Почти каждый день возвращались царские советники к этому разговору и кончили тем, что снова начали восхвалять красоту и добродетели Марьи Ильинишны Милославской. Долго крепился Алексей Михайлович, но наконец счел себя вынужденным дать согласие на объявление своей царской радости, то есть женитьбы.

И опять, словно улей пчелиный, зажужжал и засуетился терем, и опять разгорелися страсти царедворцев. Но царедворцы, несмотря на все свои интриги, были теперь более, чем когда-либо, бессильны перед Морозовым.
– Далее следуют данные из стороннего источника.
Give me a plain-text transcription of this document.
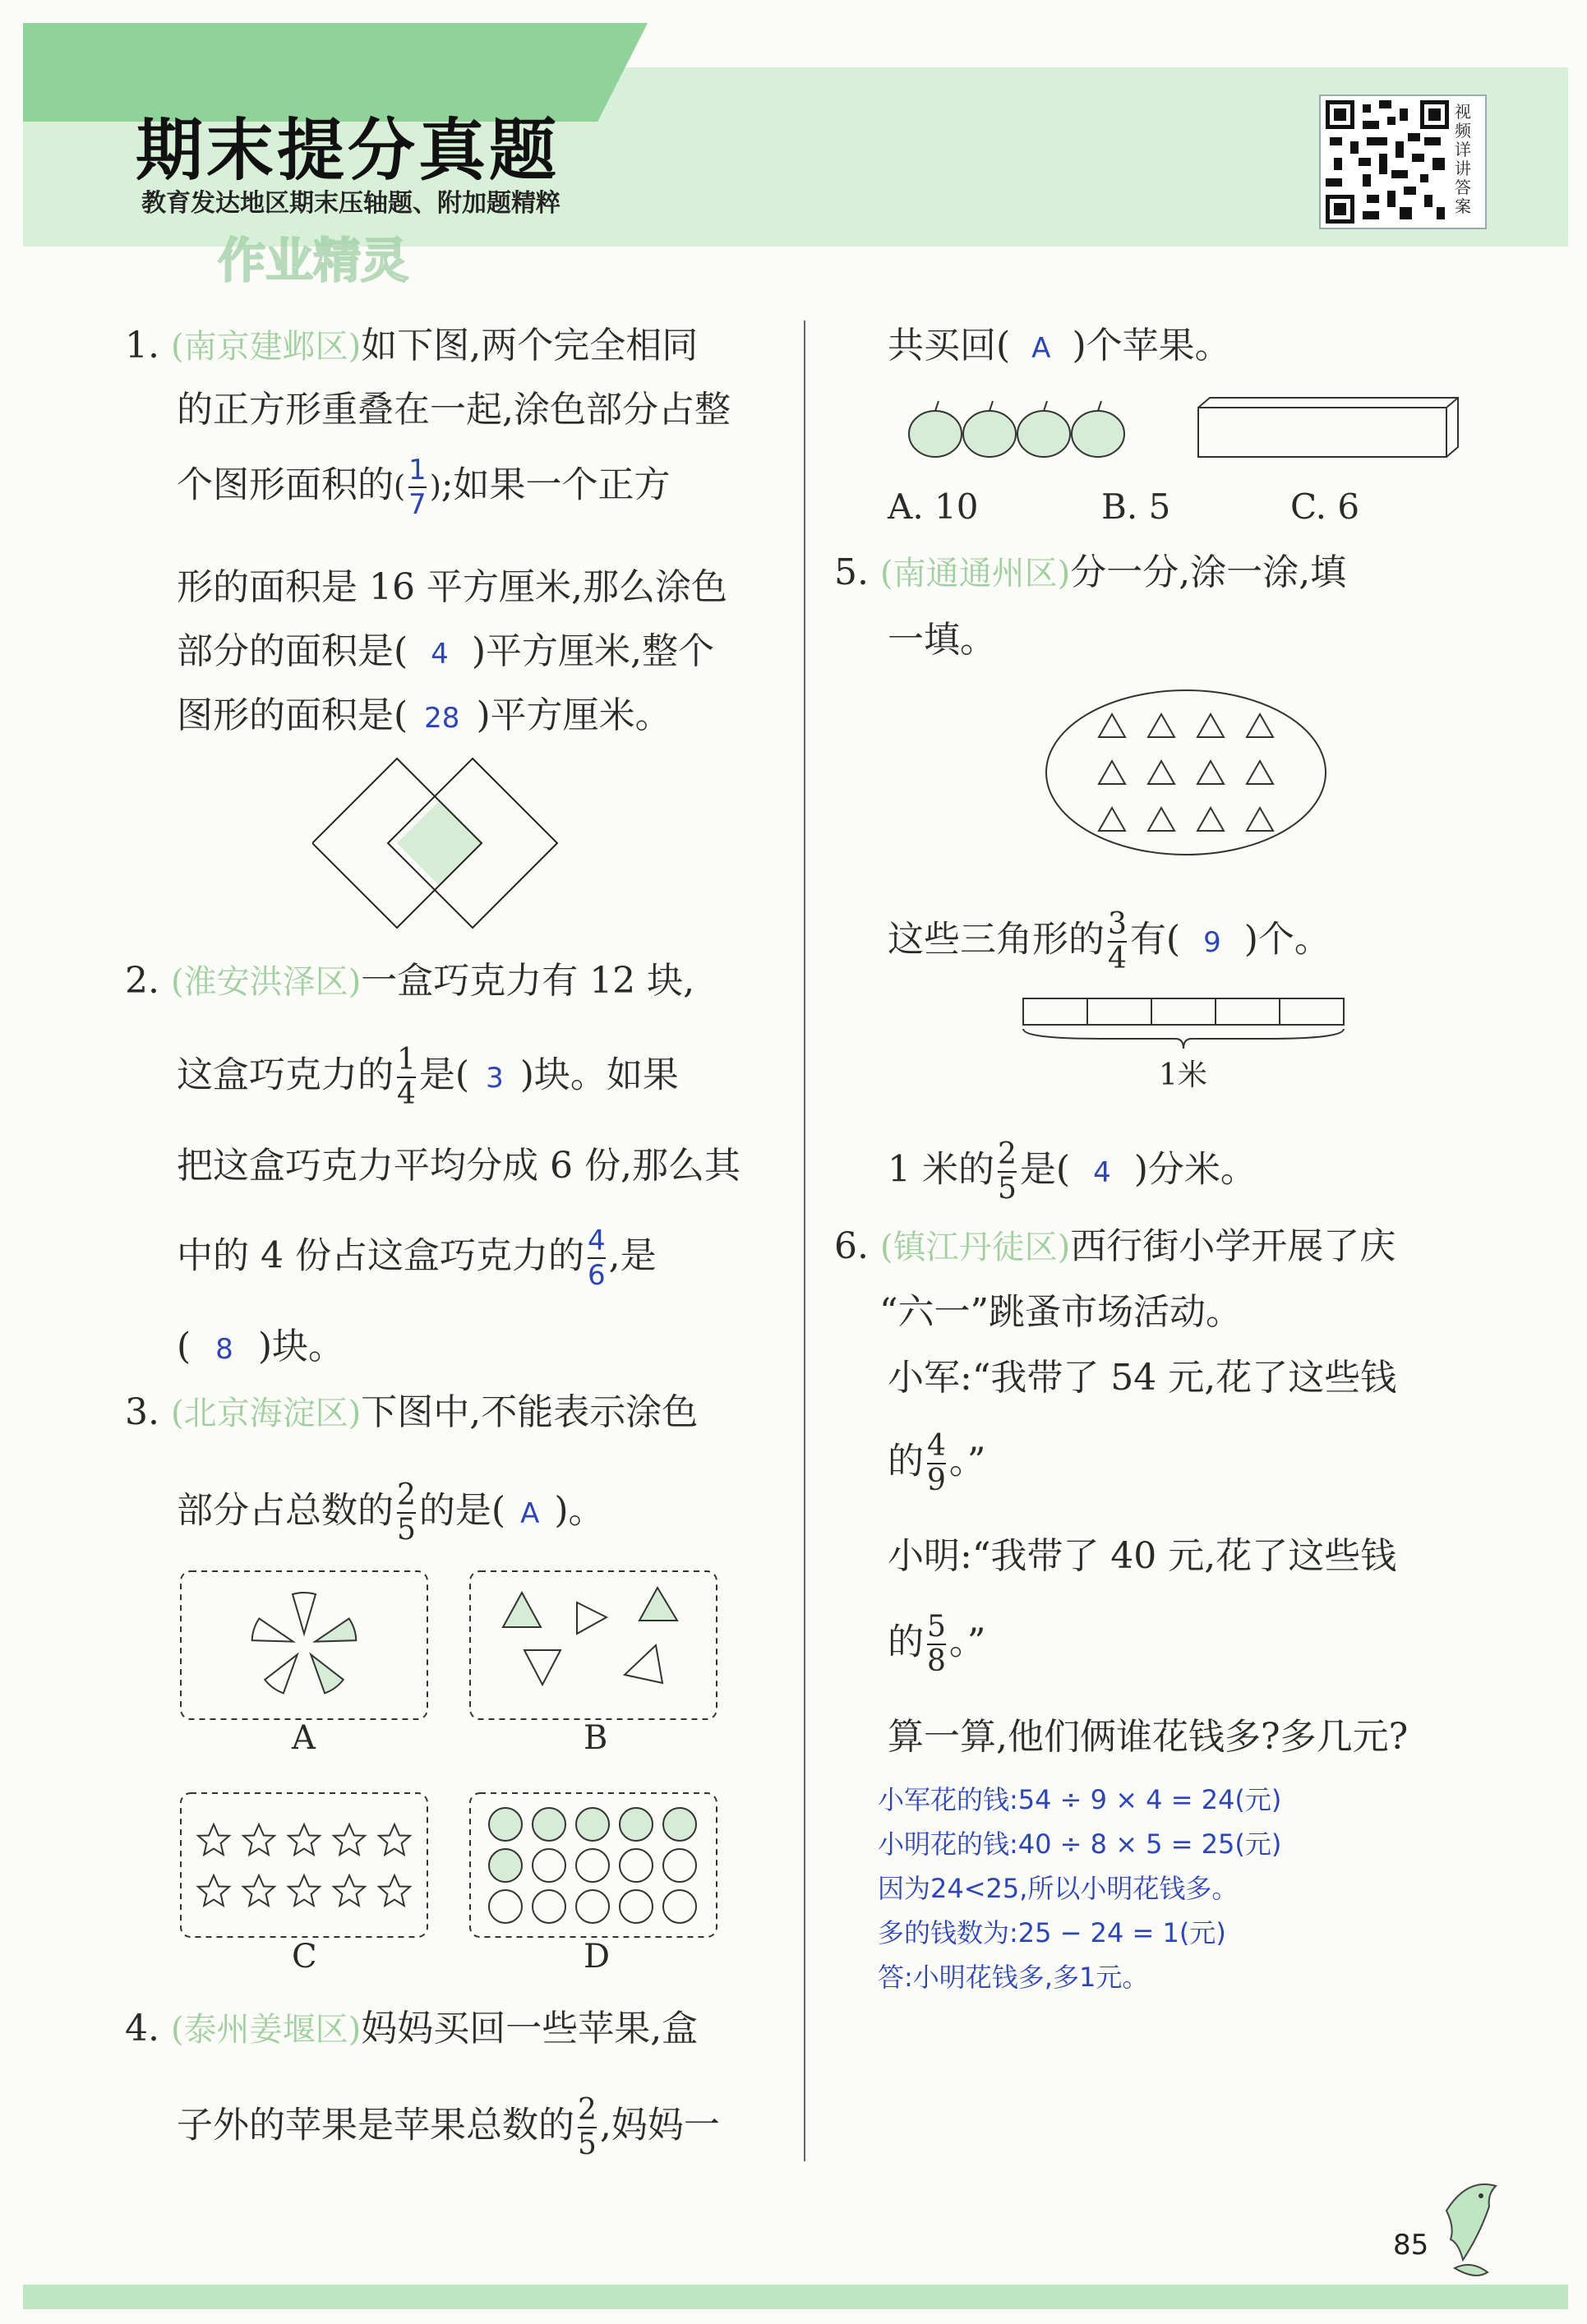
期末提分真题
教育发达地区期末压轴题、附加题精粹
作业精灵
视频详讲答案
1. (南京建邺区)如下图,两个完全相同
的正方形重叠在一起,涂色部分占整
个图形面积的( $\frac{1}{7}$ );如果一个正方
形的面积是 16 平方厘米,那么涂色
部分的面积是( 4 )平方厘米,整个
图形的面积是( 28 )平方厘米。
2. (淮安洪泽区)一盒巧克力有 12 块,
这盒巧克力的 $\frac{1}{4}$ 是( 3 )块。如果
把这盒巧克力平均分成 6 份,那么其
中的 4 份占这盒巧克力的 $\frac{4}{6}$ ,是
( 8 )块。
3. (北京海淀区)下图中,不能表示涂色
部分占总数的 $\frac{2}{5}$ 的是( A )。
A	B
C	D
4. (泰州姜堰区)妈妈买回一些苹果,盒
子外的苹果是苹果总数的 $\frac{2}{5}$ ,妈妈一
共买回( A )个苹果。
A. 10	B. 5	C. 6
5. (南通通州区)分一分,涂一涂,填
一填。
这些三角形的 $\frac{3}{4}$ 有( 9 )个。
1米
1 米的 $\frac{2}{5}$ 是( 4 )分米。
6. (镇江丹徒区)西行街小学开展了庆
“六一”跳蚤市场活动。
小军:“我带了 54 元,花了这些钱
的 $\frac{4}{9}$ 。”
小明:“我带了 40 元,花了这些钱
的 $\frac{5}{8}$ 。”
算一算,他们俩谁花钱多?多几元?
小军花的钱:54 ÷ 9 × 4 = 24(元)
小明花的钱:40 ÷ 8 × 5 = 25(元)
因为24<25,所以小明花钱多。
多的钱数为:25 − 24 = 1(元)
答:小明花钱多,多1元。
85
Он чуть было не погубил себя своею оплошностью при первом выборе царской невесты и теперь глядел в оба, был во всеоружии.

Недогадливые бояре, узнав о том, что царь выбрал Марью Милославскую, поговаривали между собою: «Хитер Бориска, ловко устроил дело — породнить с государем близкого себе человека… Ну да еще посмотрим: Илью-то Милославского мы знаем — кто ему больше дает, тот и друг его, так мы-то, дружно взявшись, Илью еще, может, и перетянем на свою сторону…»

Но вот, вслед за известием о царской женитьбе, по дворцу разнеслась и другая новость: Борис Иванович Морозов женится на младшей сестре будущей царицы, Анне Ильинишне, и свадьба его будет через десять дней после государевой. Бояре ударили себя по лбу, почесали затылки и грустно опустили головы. Они наконец поняли, что их дело проиграно окончательно, что им не приходится тягаться с Морозовым.